Priors
========

A :class:`hidten.prior.Prior` can by attachd to any :class:`hidten.generic.Module`.
A prior rates the `matrix()` of its module and returns `prior_scores` that describe how likely the parameters are.

In the following example we'll train a model that contains an HMM with a categorical
emitter. We'll attach a :class:`hidten.tf.prior.dirichlet.TFDirichletPrior` to the emitter.
Lets assume with know a priori that the first symbol is much more likely to be observed than
the others and that we are in a situation where this is not necessarily reflected in the training data.
We'll use the concentration parameters of the Dirichlet prior to encode this knowledge.

First, we define a model.

.. code-block:: python

    import numpy as np
    import tensorflow as tf

    from hidten import HMMMode
    from hidten.tf import TFHMM
    from hidten.tf.prior.dirichlet import TFDirichletPrior


    class HMMModel(tf.keras.Model):

        def __init__(self, use_prior: bool=False) -> None:
            super().__init__()
            self.hmm = TFHMM(states=4)

            self.hmm.emitter[0].initializer = tf.keras.initializers.GlorotNormal()

            self._use_prior = use_prior
            if use_prior:
                prior = TFDirichletPrior()
                # concentration parameters are shared between all states in the head
                prior.share = list(range(3)) * 4
                # a priori we expect high concentration on the first symbol
                prior.initializer = [100]+[0.1]*2
                self.hmm.emitter[0].prior = prior

            self.hmm.transitioner.allow = [
                (0, 0, 0), (0, 1, 1),
                (0, 0, 1), (0, 1, 2),
                (0, 2, 2),
                (0, 2, 3),
                (0, 3, 3),
                (0, 3, 1),
            ]
            self.hmm.transitioner.share = [(0, 2), (2, 4)]
            self.hmm.transitioner.values = [0.6, 0.4, 0.8, 0.2, 0.1, 0.9]

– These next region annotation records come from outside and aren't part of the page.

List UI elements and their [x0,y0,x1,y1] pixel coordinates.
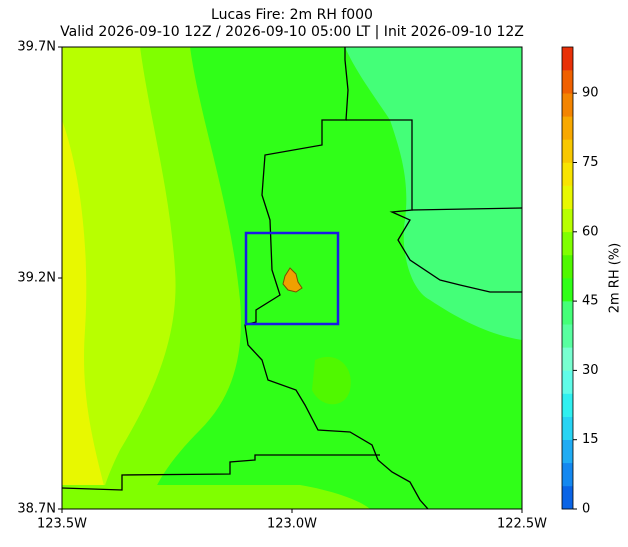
colorbar-frame [561,46,574,510]
rh-zone [62,47,176,509]
colorbar-segment [562,185,573,209]
colorbar-tick-label: 30 [582,363,599,378]
colorbar-segment [562,116,573,140]
colorbar-segment [562,347,573,371]
fire-box [244,231,340,326]
rh-zone [62,120,110,509]
colorbar-tick-label: 60 [582,224,599,239]
chart-subtitle: Valid 2026-09-10 12Z / 2026-09-10 05:00 … [60,24,524,40]
county-border [62,454,380,491]
rh-zone [62,485,370,509]
map-field [62,47,522,509]
colorbar-segment [562,324,573,348]
colorbar-segment [562,439,573,464]
colorbar-segment [562,93,573,117]
colorbar-segment [562,393,573,417]
colorbar-segment [562,208,573,233]
colorbar-segment [562,301,573,325]
colorbar-tick-label: 75 [582,155,599,170]
fire-perimeter [282,267,303,293]
colorbar-segment [562,278,573,302]
colorbar-segment [562,47,573,71]
colorbar-segment [562,416,573,440]
rh-zone [345,47,522,340]
colorbar-label: 2m RH (%) [608,243,623,314]
colorbar-tick-label: 15 [582,432,599,447]
colorbar-segment [562,462,573,487]
county-border [346,119,522,293]
colorbar-tick-label: 45 [582,294,599,309]
x-tick-label: 122.5W [497,517,547,532]
chart-title: Lucas Fire: 2m RH f000 [211,7,373,23]
y-tick-label: 38.7N [17,502,56,517]
rh-zone [312,356,351,405]
colorbar-segment [562,231,573,256]
x-tick-label: 123.5W [37,517,87,532]
colorbar-segment [562,370,573,394]
colorbar-segment [562,70,573,94]
colorbar-tick-label: 0 [582,502,590,517]
y-tick-label: 39.2N [17,271,56,286]
y-tick-label: 39.7N [17,40,56,55]
colorbar-segment [562,485,573,510]
county-border [411,207,522,211]
x-tick-label: 123.0W [267,517,317,532]
colorbar-segment [562,139,573,163]
colorbar-tick-label: 90 [582,86,599,101]
colorbar-segment [562,162,573,186]
colorbar-segment [562,254,573,279]
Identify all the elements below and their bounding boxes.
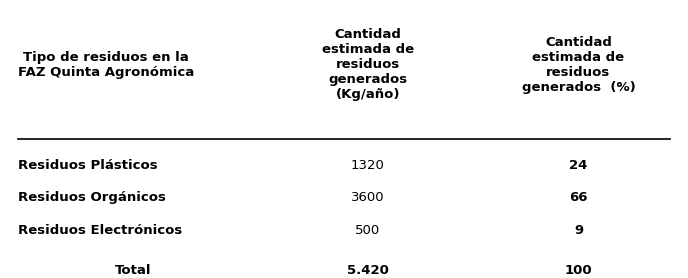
Text: Cantidad
estimada de
residuos
generados
(Kg/año): Cantidad estimada de residuos generados … (322, 28, 414, 101)
Text: 3600: 3600 (351, 191, 385, 204)
Text: Cantidad
estimada de
residuos
generados  (%): Cantidad estimada de residuos generados … (522, 36, 635, 94)
Text: Residuos Plásticos: Residuos Plásticos (18, 158, 158, 172)
Text: 5.420: 5.420 (347, 264, 389, 277)
Text: Total: Total (115, 264, 151, 277)
Text: 1320: 1320 (351, 158, 385, 172)
Text: 66: 66 (569, 191, 588, 204)
Text: 100: 100 (565, 264, 592, 277)
Text: 9: 9 (574, 224, 583, 237)
Text: Residuos Electrónicos: Residuos Electrónicos (18, 224, 182, 237)
Text: Residuos Orgánicos: Residuos Orgánicos (18, 191, 166, 204)
Text: 24: 24 (569, 158, 588, 172)
Text: 500: 500 (355, 224, 380, 237)
Text: Tipo de residuos en la
FAZ Quinta Agronómica: Tipo de residuos en la FAZ Quinta Agronó… (18, 51, 194, 79)
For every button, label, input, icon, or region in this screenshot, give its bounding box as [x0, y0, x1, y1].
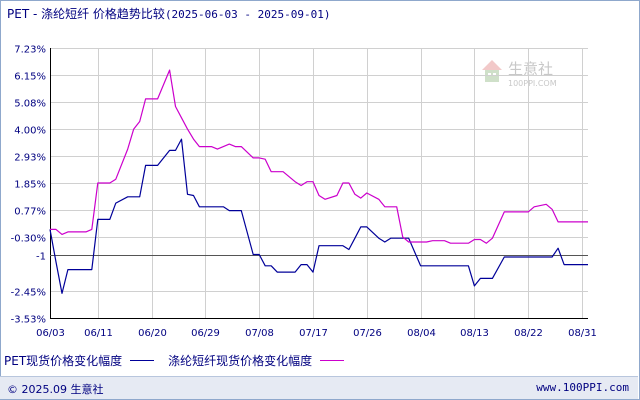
y-tick-label: 6.15% — [14, 72, 46, 83]
y-tick-label: 5.08% — [14, 99, 46, 110]
tick-labels: 7.23% 6.15% 5.08% 4.00% 2.93% 1.85% 0.77% -0.30… — [11, 45, 597, 340]
grid — [50, 48, 588, 319]
x-tick-label: 06/11 — [84, 328, 113, 339]
footer-bar: © 2025.09 生意社 www.100PPI.com — [0, 376, 638, 399]
series-line-2 — [50, 69, 588, 244]
x-tick-label: 07/08 — [245, 328, 274, 339]
y-tick-label: 2.93% — [14, 153, 46, 164]
x-tick-label: 06/29 — [191, 328, 220, 339]
axes — [50, 48, 588, 319]
y-tick-label: 7.23% — [14, 45, 46, 56]
footer-site-link[interactable]: www.100PPI.com — [536, 381, 629, 394]
footer-copyright: © 2025.09 生意社 — [7, 383, 104, 396]
y-tick-label: -2.45% — [11, 288, 46, 299]
series — [49, 69, 588, 294]
y-tick-label: -0.30% — [11, 234, 46, 245]
x-tick-label: 07/17 — [299, 328, 328, 339]
chart-title-text: PET - 涤纶短纤 价格趋势比较 — [7, 7, 165, 21]
watermark-brand: 生意社 — [508, 60, 553, 78]
line-chart: 7.23% 6.15% 5.08% 4.00% 2.93% 1.85% 0.77% -0.30… — [11, 45, 597, 340]
x-tick-label: 06/20 — [138, 328, 167, 339]
legend-label-series1: PET现货价格变化幅度 — [4, 354, 123, 368]
legend-line-series2 — [320, 360, 345, 361]
y-tick-label: -3.53% — [11, 315, 46, 326]
x-tick-label: 08/22 — [514, 328, 543, 339]
legend-label-series2: 涤纶短纤现货价格变化幅度 — [168, 354, 313, 368]
x-tick-label: 07/26 — [353, 328, 382, 339]
y-tick-label: -1 — [36, 252, 46, 263]
x-tick-label: 08/31 — [568, 328, 597, 339]
y-tick-label: 1.85% — [14, 180, 46, 191]
x-tick-label: 06/03 — [36, 328, 65, 339]
series-line-1 — [49, 138, 588, 294]
watermark-logo: 生意社 100PPI.COM — [482, 60, 557, 88]
y-tick-label: 0.77% — [14, 207, 46, 218]
legend: PET现货价格变化幅度 涤纶短纤现货价格变化幅度 — [4, 352, 358, 369]
legend-line-series1 — [130, 360, 155, 361]
y-tick-label: 4.00% — [14, 126, 46, 137]
x-tick-label: 08/13 — [460, 328, 489, 339]
chart-title: PET - 涤纶短纤 价格趋势比较(2025-06-03 - 2025-09-0… — [7, 5, 331, 22]
x-tick-label: 08/04 — [407, 328, 436, 339]
chart-date-range: (2025-06-03 - 2025-09-01) — [164, 8, 331, 21]
watermark-url: 100PPI.COM — [508, 79, 557, 88]
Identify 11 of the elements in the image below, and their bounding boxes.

            self.out = self.add_weight(
                shape=(1, 4, 5),
                initializer=tf.keras.initializers.GlorotNormal(),
            )

        def build(self, input_shape: tuple[int | None, ...]) -> None:
            self.hmm.build(input_shape)

        def call(self, x: tf.Tensor) -> tf.Tensor:
            x = tf.nn.softmax(x) # to get hmm outputs that are not nan
            hmm_out = self.hmm(x, mode=HMMMode.POSTERIOR, parallel=25)
            if self._use_prior:
                prior_log_pdf = self.hmm.prior_scores()
                prior_loss = -prior_log_pdf
                self.add_loss(prior_loss)
            return tf.einsum("bthd,hdo->bto", hmm_out, self.out)

We train the model on random data - clearly this data does not reflect the true distribution we want to learn.
However, the Dirichlet prior should help guide the learning process.

.. code-block:: python

    ds = tf.data.Dataset.from_tensor_slices((
            np.random.normal(size=(64, 1000, 3)),
            np.random.randint(0, 5, size=(64, 1000)),
    ))
    ds = ds.batch(32)

    model = HMMModel(use_prior=True)
    model.build((None, None, 3))

    model.compile(
        # larger learning rate to see some effect of the prior in a very short
        # training
        optimizer=tf.keras.optimizers.Adam(learning_rate=0.1),
        loss= tf.losses.SparseCategoricalCrossentropy(from_logits=True),
        jit_compile=True,
    )

    before_training = model.hmm.emitter[0].matrix()

    model.fit(ds, epochs=3)

    after_training = model.hmm.emitter[0].matrix()

Before training, the emission matrix was:

.. code-block:: python

    <tf.Tensor: shape=(1, 4, 3), dtype=float32, numpy=
    array([[[0.35459444, 0.31414294, 0.33126262],
            [0.37932956, 0.4167584 , 0.20391206],
            [0.2959837 , 0.31581268, 0.38820365],
            [0.2735348 , 0.53488946, 0.19157575]]], dtype=float32)>

After training we can observe a shift towards the first symbol:

.. code-block:: python

   <tf.Tensor: shape=(1, 4, 3), dtype=float32, numpy=
    array([[[0.64187217, 0.17431244, 0.18381536],
            [0.66569066, 0.22450018, 0.10980911],
            [0.5790523 , 0.18882595, 0.2321217 ],
            [0.5522496 , 0.32969874, 0.11805164]]], dtype=float32)>